Neural Bradley-Terry Rating: Quantifying Properties from Comparisons
This addresses the challenge of learning unobservable properties for applications like item evaluation, but it appears incremental as it builds on existing Bradley-Terry models with neural network integration.
The paper tackles the problem of quantifying properties that lack metrics by introducing Neural Bradley-Terry Rating (NBTR), a framework that integrates the Bradley-Terry model into neural networks to estimate properties from comparisons, and it demonstrates successful quantification in experiments.

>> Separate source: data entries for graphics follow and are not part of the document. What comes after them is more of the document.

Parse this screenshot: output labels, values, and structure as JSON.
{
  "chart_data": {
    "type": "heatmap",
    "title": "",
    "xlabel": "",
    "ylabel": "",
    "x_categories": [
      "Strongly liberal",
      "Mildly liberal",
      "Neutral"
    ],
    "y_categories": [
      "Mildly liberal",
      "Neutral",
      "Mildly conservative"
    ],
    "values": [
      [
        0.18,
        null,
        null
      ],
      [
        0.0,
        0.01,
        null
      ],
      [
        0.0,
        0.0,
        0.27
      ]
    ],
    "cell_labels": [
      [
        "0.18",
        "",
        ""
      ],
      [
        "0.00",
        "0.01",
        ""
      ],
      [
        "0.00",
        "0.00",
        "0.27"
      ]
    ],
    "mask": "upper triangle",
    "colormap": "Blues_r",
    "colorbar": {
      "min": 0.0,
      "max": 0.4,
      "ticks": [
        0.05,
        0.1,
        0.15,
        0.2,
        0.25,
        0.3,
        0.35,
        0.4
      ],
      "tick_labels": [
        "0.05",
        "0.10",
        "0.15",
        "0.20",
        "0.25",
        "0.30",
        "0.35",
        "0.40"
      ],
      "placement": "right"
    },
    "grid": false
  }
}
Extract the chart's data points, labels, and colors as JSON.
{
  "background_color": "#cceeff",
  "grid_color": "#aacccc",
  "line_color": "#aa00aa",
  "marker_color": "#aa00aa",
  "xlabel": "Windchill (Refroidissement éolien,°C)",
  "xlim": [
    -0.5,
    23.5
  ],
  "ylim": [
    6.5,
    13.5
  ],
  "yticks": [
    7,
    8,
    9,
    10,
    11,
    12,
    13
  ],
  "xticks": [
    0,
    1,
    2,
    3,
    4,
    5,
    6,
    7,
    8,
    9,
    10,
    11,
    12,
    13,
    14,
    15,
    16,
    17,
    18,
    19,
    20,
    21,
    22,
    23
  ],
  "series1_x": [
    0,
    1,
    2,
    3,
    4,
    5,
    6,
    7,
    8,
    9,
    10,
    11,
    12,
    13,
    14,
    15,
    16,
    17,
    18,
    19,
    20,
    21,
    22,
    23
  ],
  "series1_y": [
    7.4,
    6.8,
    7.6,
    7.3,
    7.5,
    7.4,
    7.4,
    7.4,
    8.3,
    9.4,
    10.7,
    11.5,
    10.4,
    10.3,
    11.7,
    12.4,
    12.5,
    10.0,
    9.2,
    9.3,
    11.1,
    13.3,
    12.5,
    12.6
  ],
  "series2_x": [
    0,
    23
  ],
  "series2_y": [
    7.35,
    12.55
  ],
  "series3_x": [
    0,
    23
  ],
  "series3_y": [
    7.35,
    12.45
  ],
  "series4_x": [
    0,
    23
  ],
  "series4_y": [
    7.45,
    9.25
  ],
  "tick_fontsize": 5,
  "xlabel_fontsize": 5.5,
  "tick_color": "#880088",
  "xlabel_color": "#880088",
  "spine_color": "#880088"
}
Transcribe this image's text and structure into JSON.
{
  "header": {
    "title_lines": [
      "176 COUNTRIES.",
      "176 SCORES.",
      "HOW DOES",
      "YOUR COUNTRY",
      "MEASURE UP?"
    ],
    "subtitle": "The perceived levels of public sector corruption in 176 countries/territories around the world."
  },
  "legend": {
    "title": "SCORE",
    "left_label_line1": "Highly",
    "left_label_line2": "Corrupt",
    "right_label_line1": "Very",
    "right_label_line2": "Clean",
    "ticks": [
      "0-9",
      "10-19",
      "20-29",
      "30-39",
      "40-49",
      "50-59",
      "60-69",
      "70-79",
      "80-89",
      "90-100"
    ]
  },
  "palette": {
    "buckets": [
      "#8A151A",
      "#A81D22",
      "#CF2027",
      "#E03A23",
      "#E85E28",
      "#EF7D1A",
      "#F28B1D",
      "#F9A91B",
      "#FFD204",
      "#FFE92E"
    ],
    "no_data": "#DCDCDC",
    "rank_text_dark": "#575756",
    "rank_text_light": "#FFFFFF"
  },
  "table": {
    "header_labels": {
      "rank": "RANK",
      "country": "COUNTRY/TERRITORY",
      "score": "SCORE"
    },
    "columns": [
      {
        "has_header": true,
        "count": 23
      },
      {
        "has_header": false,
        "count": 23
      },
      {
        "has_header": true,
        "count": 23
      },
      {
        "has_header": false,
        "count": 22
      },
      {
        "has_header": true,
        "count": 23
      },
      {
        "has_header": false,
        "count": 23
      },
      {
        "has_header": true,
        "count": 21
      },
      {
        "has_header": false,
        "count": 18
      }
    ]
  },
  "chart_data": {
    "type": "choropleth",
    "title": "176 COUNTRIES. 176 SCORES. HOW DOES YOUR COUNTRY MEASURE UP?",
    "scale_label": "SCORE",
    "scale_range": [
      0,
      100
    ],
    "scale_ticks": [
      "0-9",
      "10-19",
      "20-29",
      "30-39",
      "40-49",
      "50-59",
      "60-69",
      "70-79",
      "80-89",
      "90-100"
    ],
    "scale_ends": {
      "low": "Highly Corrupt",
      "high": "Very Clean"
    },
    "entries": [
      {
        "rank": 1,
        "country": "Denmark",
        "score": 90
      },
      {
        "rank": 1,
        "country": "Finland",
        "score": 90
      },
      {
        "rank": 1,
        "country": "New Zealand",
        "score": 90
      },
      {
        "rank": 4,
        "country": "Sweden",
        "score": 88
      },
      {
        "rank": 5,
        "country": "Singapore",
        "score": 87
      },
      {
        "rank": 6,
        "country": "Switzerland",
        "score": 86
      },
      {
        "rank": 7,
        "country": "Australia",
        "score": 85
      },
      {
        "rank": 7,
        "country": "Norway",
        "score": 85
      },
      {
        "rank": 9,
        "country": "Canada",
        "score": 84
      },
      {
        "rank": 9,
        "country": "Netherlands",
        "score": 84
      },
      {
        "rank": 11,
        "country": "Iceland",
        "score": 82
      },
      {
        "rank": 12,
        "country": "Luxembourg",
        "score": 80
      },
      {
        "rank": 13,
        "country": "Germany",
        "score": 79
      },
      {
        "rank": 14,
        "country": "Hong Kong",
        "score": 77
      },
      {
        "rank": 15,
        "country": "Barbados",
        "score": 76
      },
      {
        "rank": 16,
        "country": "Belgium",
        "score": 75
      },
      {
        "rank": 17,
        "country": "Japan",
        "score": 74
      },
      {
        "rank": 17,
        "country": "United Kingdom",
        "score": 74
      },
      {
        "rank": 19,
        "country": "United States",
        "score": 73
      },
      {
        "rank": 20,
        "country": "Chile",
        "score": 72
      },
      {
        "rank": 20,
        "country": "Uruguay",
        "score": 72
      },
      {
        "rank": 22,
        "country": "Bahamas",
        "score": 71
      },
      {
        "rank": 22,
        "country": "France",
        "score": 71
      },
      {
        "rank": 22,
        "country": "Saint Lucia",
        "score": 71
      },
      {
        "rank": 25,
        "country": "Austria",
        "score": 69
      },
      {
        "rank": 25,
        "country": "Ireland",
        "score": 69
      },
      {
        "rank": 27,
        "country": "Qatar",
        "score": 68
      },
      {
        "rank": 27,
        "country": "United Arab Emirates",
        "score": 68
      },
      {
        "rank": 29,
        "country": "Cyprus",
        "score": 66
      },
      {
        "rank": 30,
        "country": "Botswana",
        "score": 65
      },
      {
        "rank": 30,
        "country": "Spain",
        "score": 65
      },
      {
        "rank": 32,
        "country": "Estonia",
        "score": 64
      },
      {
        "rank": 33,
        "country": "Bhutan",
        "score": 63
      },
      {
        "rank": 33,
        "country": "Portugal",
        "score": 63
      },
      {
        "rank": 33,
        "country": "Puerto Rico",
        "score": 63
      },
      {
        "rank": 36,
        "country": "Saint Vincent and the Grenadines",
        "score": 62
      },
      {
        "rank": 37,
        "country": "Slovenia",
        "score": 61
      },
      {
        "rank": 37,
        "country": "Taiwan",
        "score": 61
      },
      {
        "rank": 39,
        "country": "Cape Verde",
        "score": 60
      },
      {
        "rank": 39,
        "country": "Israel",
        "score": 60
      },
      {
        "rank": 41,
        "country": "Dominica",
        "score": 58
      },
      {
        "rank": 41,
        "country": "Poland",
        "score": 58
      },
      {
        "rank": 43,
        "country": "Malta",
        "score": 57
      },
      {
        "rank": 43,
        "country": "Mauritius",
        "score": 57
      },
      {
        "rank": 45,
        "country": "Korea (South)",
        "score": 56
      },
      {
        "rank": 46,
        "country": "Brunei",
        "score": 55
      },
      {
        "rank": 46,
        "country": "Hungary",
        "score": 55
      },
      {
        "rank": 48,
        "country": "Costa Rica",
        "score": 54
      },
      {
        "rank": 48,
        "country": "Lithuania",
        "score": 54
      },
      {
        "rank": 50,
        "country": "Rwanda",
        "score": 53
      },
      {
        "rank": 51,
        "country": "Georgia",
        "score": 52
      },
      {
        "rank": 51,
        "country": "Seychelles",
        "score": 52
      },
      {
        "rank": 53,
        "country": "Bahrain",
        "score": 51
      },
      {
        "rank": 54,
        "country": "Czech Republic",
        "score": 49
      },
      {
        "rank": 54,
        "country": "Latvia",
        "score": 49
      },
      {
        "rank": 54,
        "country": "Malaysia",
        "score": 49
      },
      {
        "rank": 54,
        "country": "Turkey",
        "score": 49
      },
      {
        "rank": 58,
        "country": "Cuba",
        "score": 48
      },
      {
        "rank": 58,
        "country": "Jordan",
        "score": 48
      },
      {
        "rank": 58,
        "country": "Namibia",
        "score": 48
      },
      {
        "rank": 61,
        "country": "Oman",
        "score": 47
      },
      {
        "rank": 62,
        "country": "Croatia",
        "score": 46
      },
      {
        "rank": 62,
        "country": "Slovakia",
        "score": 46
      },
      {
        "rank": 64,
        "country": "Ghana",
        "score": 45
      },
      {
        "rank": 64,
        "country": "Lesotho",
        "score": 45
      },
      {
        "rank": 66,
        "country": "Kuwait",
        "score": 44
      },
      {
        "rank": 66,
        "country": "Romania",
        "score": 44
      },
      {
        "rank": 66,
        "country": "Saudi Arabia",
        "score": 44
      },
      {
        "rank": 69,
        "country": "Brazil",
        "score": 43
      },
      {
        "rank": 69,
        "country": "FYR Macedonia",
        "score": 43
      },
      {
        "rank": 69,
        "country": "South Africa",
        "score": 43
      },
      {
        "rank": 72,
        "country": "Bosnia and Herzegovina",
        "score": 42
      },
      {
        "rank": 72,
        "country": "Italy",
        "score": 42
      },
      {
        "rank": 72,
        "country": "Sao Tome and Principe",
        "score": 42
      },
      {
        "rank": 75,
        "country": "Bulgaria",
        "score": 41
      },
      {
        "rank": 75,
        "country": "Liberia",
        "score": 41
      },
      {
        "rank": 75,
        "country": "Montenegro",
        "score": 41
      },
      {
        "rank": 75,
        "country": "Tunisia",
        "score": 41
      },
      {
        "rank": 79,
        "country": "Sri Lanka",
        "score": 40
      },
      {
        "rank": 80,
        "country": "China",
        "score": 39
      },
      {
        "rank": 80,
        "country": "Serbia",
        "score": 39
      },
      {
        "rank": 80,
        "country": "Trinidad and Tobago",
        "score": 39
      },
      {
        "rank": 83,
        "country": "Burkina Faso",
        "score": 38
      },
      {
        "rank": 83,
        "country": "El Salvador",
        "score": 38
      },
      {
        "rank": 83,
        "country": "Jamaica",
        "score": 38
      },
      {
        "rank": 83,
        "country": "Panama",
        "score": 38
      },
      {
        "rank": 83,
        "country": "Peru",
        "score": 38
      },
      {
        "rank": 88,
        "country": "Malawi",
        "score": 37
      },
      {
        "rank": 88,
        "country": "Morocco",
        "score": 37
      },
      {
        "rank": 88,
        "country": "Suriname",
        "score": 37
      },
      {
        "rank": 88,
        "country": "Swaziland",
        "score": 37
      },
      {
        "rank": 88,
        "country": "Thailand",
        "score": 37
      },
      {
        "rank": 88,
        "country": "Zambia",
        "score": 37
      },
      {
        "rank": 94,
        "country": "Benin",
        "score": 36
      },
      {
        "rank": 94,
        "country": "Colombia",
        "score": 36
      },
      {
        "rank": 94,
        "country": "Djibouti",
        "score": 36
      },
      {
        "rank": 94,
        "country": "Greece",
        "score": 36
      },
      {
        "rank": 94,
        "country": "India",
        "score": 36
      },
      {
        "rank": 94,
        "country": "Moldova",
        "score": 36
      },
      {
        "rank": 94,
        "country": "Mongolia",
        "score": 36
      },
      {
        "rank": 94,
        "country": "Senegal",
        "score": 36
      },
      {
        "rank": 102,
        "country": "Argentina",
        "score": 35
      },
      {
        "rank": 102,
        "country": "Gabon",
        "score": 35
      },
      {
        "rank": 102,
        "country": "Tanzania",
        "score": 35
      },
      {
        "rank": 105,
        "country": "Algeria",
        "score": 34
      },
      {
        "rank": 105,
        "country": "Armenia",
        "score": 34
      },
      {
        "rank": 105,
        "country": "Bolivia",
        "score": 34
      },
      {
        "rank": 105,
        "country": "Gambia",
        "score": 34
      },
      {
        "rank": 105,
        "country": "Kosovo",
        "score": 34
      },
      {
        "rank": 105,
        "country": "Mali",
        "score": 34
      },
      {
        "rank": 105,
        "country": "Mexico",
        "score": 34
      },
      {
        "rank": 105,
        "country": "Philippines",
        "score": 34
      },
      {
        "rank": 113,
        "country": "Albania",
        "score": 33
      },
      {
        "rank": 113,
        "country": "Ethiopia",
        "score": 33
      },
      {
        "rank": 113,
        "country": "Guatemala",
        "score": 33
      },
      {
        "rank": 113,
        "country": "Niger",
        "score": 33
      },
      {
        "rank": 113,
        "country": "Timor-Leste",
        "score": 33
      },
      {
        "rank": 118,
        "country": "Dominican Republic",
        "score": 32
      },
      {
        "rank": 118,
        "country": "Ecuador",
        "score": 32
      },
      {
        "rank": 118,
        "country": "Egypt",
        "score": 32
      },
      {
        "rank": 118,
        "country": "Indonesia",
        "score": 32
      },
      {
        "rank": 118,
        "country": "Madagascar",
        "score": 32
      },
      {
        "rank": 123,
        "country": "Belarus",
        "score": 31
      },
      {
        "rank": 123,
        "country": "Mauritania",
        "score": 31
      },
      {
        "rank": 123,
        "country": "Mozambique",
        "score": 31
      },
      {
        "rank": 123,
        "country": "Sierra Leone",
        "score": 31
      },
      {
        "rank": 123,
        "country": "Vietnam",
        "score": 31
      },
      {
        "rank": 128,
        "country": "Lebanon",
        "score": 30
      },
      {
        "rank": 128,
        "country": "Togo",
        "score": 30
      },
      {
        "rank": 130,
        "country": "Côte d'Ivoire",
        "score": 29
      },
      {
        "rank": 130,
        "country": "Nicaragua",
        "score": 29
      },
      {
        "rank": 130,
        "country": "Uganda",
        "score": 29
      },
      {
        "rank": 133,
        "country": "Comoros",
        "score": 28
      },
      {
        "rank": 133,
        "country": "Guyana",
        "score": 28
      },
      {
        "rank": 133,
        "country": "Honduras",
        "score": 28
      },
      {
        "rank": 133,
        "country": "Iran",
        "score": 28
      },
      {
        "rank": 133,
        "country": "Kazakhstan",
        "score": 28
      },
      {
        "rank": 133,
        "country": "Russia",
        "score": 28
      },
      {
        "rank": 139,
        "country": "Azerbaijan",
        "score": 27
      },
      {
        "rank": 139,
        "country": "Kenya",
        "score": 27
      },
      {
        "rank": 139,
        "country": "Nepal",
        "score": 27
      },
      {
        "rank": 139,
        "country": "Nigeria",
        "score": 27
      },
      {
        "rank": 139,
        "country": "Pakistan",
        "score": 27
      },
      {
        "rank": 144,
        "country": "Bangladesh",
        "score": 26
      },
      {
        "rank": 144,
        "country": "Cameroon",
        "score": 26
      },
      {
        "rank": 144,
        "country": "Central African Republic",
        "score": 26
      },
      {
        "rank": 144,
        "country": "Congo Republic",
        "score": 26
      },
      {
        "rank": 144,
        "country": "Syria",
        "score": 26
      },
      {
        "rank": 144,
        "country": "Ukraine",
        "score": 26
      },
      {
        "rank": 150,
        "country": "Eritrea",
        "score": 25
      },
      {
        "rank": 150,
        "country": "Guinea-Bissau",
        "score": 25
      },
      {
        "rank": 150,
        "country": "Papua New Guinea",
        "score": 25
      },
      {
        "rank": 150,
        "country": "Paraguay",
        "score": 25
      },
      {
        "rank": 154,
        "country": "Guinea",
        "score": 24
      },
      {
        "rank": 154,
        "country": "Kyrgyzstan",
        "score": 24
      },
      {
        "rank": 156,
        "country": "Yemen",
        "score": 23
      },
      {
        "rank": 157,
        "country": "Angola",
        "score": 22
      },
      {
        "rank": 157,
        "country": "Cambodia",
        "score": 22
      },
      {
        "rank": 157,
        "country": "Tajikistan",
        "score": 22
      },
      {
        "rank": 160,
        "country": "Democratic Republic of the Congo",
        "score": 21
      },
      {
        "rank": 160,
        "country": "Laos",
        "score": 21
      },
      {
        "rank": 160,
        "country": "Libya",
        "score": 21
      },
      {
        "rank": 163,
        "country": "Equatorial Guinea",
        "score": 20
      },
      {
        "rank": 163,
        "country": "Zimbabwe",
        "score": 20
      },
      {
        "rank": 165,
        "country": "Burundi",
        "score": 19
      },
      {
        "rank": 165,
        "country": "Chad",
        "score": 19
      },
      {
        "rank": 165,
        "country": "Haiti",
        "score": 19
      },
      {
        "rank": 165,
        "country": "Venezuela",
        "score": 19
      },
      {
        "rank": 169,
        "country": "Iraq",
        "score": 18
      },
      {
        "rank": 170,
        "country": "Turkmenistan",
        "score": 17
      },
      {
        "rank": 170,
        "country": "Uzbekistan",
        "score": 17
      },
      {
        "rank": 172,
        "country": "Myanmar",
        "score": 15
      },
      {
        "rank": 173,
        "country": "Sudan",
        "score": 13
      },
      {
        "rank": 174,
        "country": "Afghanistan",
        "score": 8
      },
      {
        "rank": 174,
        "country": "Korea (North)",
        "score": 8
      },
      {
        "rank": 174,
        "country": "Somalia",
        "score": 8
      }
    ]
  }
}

Many properties in the real world don't have metrics and can't be numerically observed, making them difficult to learn. To deal with this challenging problem, prior works have primarily focused on estimating those properties by using graded human scores as the target label in the training. Meanwhile, rating algorithms based on the Bradley-Terry model are extensively studied to evaluate the competitiveness of players based on their match history. In this paper, we introduce the Neural Bradley-Terry Rating (NBTR), a novel machine learning framework designed to quantify and evaluate properties of unknown items. Our method seamlessly integrates the Bradley-Terry model into the neural network structure. Moreover, we generalize this architecture further to asymmetric environments with unfairness, a condition more commonly encountered in real-world settings. Through experimental analysis, we demonstrate that NBTR successfully learns to quantify and estimate desired properties.